Il me parle et, forcément, le souvenir de ses grands rôles remonte à la surface. Si je ne fais pas erreur, j'ai dû le voir pour la dernière fois au cinéma il y a bien deux éternités. C'était dans Bent, je crois, l'adaptation cinématographique d'une pièce de Martin Sherman dans laquelle il incarnait un homosexuel persécuté dans un camp nazi. La réalisation de Sean Mathias était très quelconque, mais la présence de Bluteau - et de Clive Owen - transcendait cet écueil. «C'est toujours une grande peine quand un projet dans lequel tu crois n'est pas à la hauteur. Dans ces cas-là, je me dis qu'au moins, j'ai fait de mon mieux, je n'ai pas triché. Quand tu es sincère, c'est moins dur à prendre.»


Je lui demande si sa participation à un long métrage québécois revêt un caractère particulier pour lui, d'autant plus qu'il n'a pas été vu dans un film d'ici depuis Le confessionnal (Robert Lepage), il y a maintenant près de 15 ans. «Non ça n'a rien à voir, répond-il. C'est le sujet qui m'importe. Je ne savais rien de la vie d'André Mathieu et j'ai été touché au coeur en apprenant le destin tragique de cet artiste dont on disait qu'il avait un talent «miraculeux». Je ne crois pas aux miracles. Ni à la religion d'ailleurs. J'en ai essayé au moins cinq sans jamais trouver de réponses. Les extrémismes me font peur.»

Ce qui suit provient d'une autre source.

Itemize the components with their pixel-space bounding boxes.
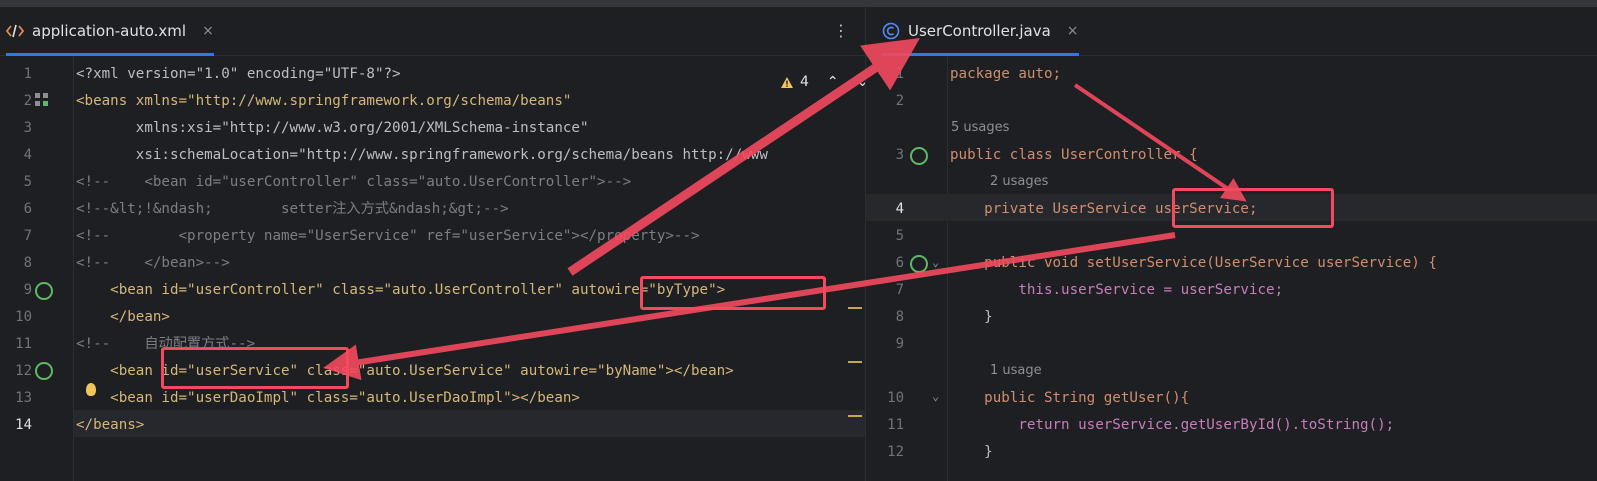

L'acteur affirme par ailleurs avoir l'impression d'être un dinosaure, dans la mesure où il fait partie de ceux qui se laissent principalement séduire par des démarches artistiques, peu importe leur nature. «L'ennui, c'est que je joue dans des films que personne ne voit. Un moment donné, il faut quand même rencontrer les gens. Je suis passé bien près parfois. Black Robe était un beau film, mais il n'a pas eu beaucoup d'écho. Je garde toujours espoir. C'est pourquoi j'aime travailler avec des gens qui ont le courage de chercher. La télé peut être intéressante aussi.»


L'acteur s'étonne presque quand j'évoque l'espèce de voile de mystère entourant sa personne. «Pourtant, ça fait tellement longtemps que je ne suis plus là!» lance-t-il. Même à l'époque où «il était là», Lothaire Bluteau demeurait virtuellement absent des médias, qu'il fuit comme la peste. Une recherche dans les archives de La Presse le confirme: son dossier est vide.


«C'est vrai que je n'ai pas accordé d'entrevue souvent», reconnaît-il.


Peut-être est-ce à même ce mystère que s'est aussi taillée la grandeur du mythe.